I suppose a broken hip does give you a lot of time to kill. And, I must say, _odd killed the hell out of it with his researchemont concerning the riding options in the Death Valley. Emails flew back and forth in a flurry of schedules and maybes and reschedules and folks were in and folks were out and it went on for some time that way, the way things of that sort will. Everbody wants some.
Ultimately, 6 of us committed really and for real. Then the flurry was one involving increasingly frantic swapping of gear and racks and drive trains (for some). To the point that I settled on my "final" configuration of my tour bike the afternoon before leaving. To the point that as I rolled that final configuration down the driveway the morning of, I felt a vibration that I shouldn't feel and knew something was loose. What is there to do but turn around and figure it out? It was the cones in the rear hub. I tightened them and the wheel was sound, but my mind was blown- monkey wrench in the brain.
I said nothing to the fearless crew with whom I bike toured. The "check engine" light came on in the race van as _ick and I dropped the other side of HWY17 and I said not a word. All through Yosemite I feared the worst and kept it all quiet. What good could come of what ifs?
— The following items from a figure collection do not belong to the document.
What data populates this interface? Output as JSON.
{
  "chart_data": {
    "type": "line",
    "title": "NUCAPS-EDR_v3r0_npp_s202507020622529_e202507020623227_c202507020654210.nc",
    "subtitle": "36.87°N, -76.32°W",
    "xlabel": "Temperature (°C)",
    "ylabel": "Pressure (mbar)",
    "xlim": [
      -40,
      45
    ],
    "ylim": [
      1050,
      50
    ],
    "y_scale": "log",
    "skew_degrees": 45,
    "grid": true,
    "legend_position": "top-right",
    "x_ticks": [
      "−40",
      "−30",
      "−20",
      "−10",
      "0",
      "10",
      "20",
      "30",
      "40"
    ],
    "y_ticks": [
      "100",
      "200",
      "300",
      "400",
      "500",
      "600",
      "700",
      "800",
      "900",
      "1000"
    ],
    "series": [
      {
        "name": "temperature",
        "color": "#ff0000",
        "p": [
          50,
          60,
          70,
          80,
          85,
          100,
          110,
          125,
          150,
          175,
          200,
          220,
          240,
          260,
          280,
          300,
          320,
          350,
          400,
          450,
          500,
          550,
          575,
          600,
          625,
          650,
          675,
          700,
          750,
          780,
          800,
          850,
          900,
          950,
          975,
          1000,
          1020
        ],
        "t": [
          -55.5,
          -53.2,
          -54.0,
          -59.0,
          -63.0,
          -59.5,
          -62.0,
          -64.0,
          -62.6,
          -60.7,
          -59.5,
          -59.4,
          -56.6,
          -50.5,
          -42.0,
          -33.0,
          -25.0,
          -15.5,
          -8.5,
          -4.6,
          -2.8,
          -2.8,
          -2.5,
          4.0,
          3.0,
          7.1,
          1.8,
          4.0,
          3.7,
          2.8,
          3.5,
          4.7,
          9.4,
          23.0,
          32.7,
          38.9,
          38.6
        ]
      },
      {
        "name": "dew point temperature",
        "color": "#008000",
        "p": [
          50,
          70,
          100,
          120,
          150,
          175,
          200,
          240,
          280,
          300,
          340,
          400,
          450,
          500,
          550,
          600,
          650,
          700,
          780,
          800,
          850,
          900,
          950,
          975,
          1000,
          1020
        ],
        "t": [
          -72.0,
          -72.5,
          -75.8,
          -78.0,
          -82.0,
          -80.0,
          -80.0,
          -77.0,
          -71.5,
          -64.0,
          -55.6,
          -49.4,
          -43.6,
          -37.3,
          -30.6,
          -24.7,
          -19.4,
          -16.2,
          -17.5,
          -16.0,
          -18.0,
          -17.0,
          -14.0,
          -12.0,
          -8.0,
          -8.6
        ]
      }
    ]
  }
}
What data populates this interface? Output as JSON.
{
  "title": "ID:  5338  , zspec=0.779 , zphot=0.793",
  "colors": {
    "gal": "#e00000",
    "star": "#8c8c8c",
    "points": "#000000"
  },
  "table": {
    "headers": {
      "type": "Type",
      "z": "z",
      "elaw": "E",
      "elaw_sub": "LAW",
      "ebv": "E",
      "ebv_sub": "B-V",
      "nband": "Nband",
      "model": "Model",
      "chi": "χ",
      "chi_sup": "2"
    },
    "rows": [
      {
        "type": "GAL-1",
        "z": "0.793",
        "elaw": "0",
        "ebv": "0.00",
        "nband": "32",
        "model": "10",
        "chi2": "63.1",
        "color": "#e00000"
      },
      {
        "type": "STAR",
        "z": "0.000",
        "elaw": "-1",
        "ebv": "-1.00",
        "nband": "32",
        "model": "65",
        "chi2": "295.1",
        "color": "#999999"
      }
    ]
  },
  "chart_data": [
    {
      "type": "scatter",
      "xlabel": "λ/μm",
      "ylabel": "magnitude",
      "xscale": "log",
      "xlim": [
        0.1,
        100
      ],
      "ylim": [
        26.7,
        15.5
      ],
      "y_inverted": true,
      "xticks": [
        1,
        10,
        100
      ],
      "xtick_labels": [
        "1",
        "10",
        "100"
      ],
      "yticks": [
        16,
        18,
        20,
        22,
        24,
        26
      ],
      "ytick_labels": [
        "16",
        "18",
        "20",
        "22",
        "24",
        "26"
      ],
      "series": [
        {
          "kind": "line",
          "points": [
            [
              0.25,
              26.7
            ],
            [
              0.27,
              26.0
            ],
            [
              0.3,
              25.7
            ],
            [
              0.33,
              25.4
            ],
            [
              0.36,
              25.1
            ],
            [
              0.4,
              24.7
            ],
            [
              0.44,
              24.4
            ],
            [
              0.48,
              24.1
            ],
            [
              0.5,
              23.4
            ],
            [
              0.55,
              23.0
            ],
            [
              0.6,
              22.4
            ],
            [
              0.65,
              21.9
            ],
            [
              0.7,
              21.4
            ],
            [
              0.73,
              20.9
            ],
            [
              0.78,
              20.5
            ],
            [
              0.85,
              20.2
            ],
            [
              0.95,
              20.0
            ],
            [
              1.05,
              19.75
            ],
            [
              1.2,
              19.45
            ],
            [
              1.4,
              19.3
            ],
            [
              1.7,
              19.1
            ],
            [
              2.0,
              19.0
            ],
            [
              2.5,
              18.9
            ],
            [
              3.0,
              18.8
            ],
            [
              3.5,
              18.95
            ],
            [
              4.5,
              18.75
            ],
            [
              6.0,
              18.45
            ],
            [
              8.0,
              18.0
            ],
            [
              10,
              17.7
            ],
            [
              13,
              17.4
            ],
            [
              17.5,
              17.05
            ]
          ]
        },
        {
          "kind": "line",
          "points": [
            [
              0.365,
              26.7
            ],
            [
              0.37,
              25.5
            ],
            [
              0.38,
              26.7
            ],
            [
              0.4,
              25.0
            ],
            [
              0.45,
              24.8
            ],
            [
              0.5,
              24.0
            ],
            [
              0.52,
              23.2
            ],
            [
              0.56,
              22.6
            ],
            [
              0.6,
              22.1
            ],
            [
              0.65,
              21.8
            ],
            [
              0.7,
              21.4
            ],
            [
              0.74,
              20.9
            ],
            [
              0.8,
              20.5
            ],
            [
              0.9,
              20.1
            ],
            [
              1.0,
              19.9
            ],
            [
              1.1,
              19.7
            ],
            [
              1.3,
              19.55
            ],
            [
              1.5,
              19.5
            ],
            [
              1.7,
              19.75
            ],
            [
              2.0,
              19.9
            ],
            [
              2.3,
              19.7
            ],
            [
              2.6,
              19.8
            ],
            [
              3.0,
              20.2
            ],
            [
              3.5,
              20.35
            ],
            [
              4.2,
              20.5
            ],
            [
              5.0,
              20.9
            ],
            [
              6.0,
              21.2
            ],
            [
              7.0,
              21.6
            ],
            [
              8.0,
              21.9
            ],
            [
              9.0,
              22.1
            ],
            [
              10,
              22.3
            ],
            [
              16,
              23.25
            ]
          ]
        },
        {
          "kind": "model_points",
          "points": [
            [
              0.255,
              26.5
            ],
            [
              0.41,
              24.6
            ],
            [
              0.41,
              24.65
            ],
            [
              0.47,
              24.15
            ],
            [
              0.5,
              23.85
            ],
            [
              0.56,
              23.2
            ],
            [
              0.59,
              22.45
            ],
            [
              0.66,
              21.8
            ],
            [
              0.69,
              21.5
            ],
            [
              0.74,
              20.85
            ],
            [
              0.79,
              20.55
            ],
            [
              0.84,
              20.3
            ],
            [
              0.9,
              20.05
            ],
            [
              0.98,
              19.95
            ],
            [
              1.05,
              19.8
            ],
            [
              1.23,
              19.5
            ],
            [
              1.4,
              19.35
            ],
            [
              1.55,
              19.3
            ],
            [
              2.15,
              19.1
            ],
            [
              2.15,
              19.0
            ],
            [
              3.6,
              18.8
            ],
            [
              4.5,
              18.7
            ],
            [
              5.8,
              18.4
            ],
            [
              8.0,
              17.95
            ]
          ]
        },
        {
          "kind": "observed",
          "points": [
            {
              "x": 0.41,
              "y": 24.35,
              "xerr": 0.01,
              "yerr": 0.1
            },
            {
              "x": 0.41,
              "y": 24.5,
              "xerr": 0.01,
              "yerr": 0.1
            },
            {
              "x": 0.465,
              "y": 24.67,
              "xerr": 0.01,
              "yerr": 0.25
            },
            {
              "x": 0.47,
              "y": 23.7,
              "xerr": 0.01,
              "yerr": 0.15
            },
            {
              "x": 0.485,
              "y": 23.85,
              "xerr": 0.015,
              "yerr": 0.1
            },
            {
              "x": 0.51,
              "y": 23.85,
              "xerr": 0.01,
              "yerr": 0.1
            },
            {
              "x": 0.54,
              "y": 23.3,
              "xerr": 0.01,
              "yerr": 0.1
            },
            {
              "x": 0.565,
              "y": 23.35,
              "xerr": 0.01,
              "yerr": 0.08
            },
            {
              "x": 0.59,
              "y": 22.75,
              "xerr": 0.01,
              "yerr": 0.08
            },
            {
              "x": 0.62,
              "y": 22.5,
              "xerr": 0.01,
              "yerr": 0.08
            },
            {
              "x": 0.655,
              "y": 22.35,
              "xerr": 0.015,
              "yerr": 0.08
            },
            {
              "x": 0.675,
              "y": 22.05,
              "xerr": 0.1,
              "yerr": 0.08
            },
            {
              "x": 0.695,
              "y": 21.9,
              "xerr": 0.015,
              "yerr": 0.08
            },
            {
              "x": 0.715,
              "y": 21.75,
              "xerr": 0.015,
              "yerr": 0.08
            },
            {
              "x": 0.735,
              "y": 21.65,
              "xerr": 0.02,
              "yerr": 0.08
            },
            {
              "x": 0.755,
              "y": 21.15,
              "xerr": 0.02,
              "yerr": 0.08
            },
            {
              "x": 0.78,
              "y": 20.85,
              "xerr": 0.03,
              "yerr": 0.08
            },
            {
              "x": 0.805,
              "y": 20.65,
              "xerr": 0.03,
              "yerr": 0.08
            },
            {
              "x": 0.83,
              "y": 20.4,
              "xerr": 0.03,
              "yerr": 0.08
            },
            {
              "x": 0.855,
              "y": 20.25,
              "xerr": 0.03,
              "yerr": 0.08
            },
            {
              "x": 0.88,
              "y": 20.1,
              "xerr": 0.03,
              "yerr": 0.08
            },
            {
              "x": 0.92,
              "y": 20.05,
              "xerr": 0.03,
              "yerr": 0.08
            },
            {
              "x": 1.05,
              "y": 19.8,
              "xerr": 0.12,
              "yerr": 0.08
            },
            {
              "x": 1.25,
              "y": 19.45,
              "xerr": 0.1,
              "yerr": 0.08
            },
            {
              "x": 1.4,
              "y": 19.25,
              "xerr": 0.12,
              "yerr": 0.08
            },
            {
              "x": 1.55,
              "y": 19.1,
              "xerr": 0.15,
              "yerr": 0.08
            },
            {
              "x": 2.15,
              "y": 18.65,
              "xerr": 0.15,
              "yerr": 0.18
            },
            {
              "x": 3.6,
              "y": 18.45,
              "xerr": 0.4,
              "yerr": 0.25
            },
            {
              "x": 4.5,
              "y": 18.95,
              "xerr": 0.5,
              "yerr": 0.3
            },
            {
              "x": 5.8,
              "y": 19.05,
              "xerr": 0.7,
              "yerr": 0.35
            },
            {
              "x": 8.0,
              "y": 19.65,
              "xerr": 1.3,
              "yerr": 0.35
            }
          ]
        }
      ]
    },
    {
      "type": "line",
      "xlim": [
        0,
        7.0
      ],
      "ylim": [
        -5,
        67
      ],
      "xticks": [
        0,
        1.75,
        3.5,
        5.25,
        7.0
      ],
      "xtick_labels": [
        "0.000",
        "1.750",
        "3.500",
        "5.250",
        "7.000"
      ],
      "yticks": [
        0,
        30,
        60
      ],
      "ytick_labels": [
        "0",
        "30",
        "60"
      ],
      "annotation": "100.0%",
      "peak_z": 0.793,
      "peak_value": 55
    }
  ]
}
For hours I wavered between intense concentration on the engine's feel or "fuck it", and the possibles troubled me.
We made it to the staging area without a hitch.
Each day I told myself to stop worrying about my too-light rear wheel crapping out under load while imagining what I would do when it did. I'd put a couple hose clamps on the bike in case of ____ failure(s), and thought about tying the cassette to the spokes with those and how I could (possibly) limp out in that way if it came to it. Etc. I said nothing about any of this, because what good could come of it. Even when _ick's own rear hub loosened up on his incredible cargo sled, I said nothing about my own concerns, because why jinx it further.
And each of the 5 days, in spite of the horrible washboarded ass-pounding climbs through miles of gravel or sand or sandy gravel, nothing went wrong. Our motto, quickly established, was "pretend you like it". It was appropriate. In spite of excellent route working out (planning, sure, but the map is never the territory...) Death Valley is some real hard work. Only 30ish miles a day had us in our sleeping bags and out by 8pm each night.
It was a big trip- too big to quickly sum up. Things that stay with me: cooking communal dinners is the way; 29+ is a real interesting category for some camping by bicycle; my Kelly Kettle would have worked just fine out there in the desert as there was always enough twigs around for some boiling water and I felt like a ass standing around begging hot water in the mornings; MSR dromedary bags are good equipment; having our Safety K__k around on the moto was a source of hilarity and disappointment (no cooler of cold beers?!?!); there is a light and it never goes out; etc.
Whomever of my fellow Death Valley Ramblers reads this: thank you for a real good time.
P.S. There is a lot of you name it on this internet about bike builders etc. Much of that is all show, and it saddens me in the shop and on the computer to see so much misplaced value. Hunter Cycles and Black Cat Bicycles just spent the last week sleeping in the dirt and riding the shit out of their bikes. Just like you. Not for a PRO anything- not a PROmo or a look book or a sepia-toned poem. That is some Realness worth considering. Also, Surly Bikes' junk straps are the greatest single bit of bike camping equipment ever.